Brilliant! Some of the best crime writing going5
I was stunned by the pace and brutality of this when I first read it, and have reread it several times as it's just that enjoyable. This fictionalised account of the JFK killing, with many strands (and slanders) drawn out across real figures (eg Sinatra, Hoffa etc) and fictional ones makes for a mesmerising story.

I would read this again in a heartbeat.

HISTORY WITH BODILY FLUIDS - AND NOIR STYLE!5
History has always been written by the victors - and they have the tendency to iron-out all its bloody details and hide all their dirty secrets. This a TRUE CLASSIC: imagine a history book that reads like a tabloid. Every story up close and personal, complete with every gory detail described. IN CINEMASCOPE & TECHNICOLOR.

The dirty making of the Kennedy fortune. Hoover as a hypochondriac cross-dressing extortionist. Everybody wiretapping everybody. The Camelot President clocked at 6 minutes. The Mob rigs the election for said President; invades Cuba with clansmen and Castro's exiles in blood-lust frenzy; gets burned - and gets even the only way it knows how. And in the middle of it all, two FBI agents trapped in a downwards spiral of serving multiple masters.

JAMES ELLROY does not pretend to write the dark side: he has barely escaped it himself and knows all its intoxicating scents and shadows. Read for the plausible details of history's margins. Enjoy the staccato prose of natural wit, verbatim FBI communication files and 50's Tabloid lingo.

HIGHLY RECOMMENDED!!!

My first Ellroy3
This was my first introduction to Jame Ellroy.

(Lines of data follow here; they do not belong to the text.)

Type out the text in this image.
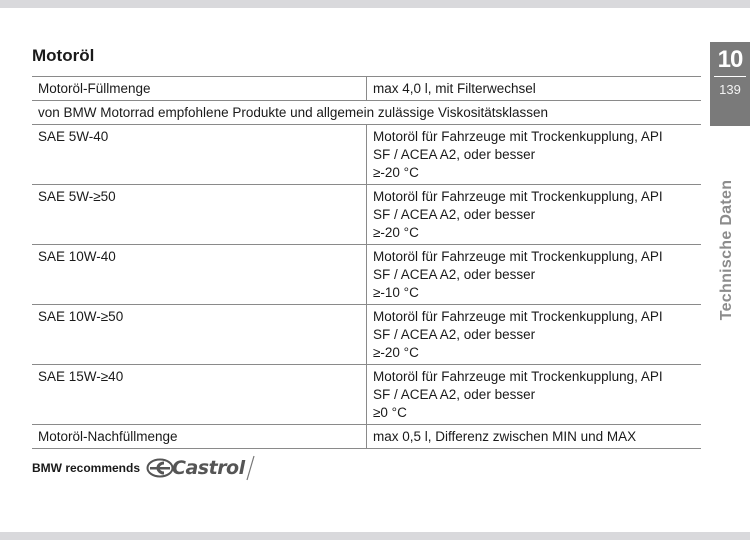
Motoröl
Motoröl-Füllmenge	max 4,0 l, mit Filterwechsel
von BMW Motorrad empfohlene Produkte und allgemein zulässige Viskositätsklassen	
SAE 5W-40	Motoröl für Fahrzeuge mit Trockenkupplung, API
SF / ACEA A2, oder besser
≥-20 °C

SAE 5W-≥50	Motoröl für Fahrzeuge mit Trockenkupplung, API
SF / ACEA A2, oder besser
≥-20 °C

SAE 10W-40	Motoröl für Fahrzeuge mit Trockenkupplung, API
SF / ACEA A2, oder besser
≥-10 °C

SAE 10W-≥50	Motoröl für Fahrzeuge mit Trockenkupplung, API
SF / ACEA A2, oder besser
≥-20 °C

SAE 15W-≥40	Motoröl für Fahrzeuge mit Trockenkupplung, API
SF / ACEA A2, oder besser
≥0 °C

Motoröl-Nachfüllmenge	max 0,5 l, Differenz zwischen MIN und MAX
BMW recommends Castrol
10
139
Technische Daten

A few friends had recommended him and I thought I would give him a try. I normall avoid thriller/cop type genre but had recently really enjoy Don Winslow's 'The Power of the Dog'. Well I was disappointed. I found American Tabloid overlong and convoluted. The 3 main characters of Boyd Kemper, Ward Littel and Pete Bondurant and each strong individual characters and there was plenty of tension to keep me reading. I personally the mix of fiction and fact a bit annoying. I know the bare bones of amercain politics in eary 1960s but was not aware enought about the Hoover and Hoffa dyanamic to fully appreciate some of the finer nuances within the novel.

Whilst I was not that impressed with the book I am tempted to read another Ellroy so it can't have been that bad.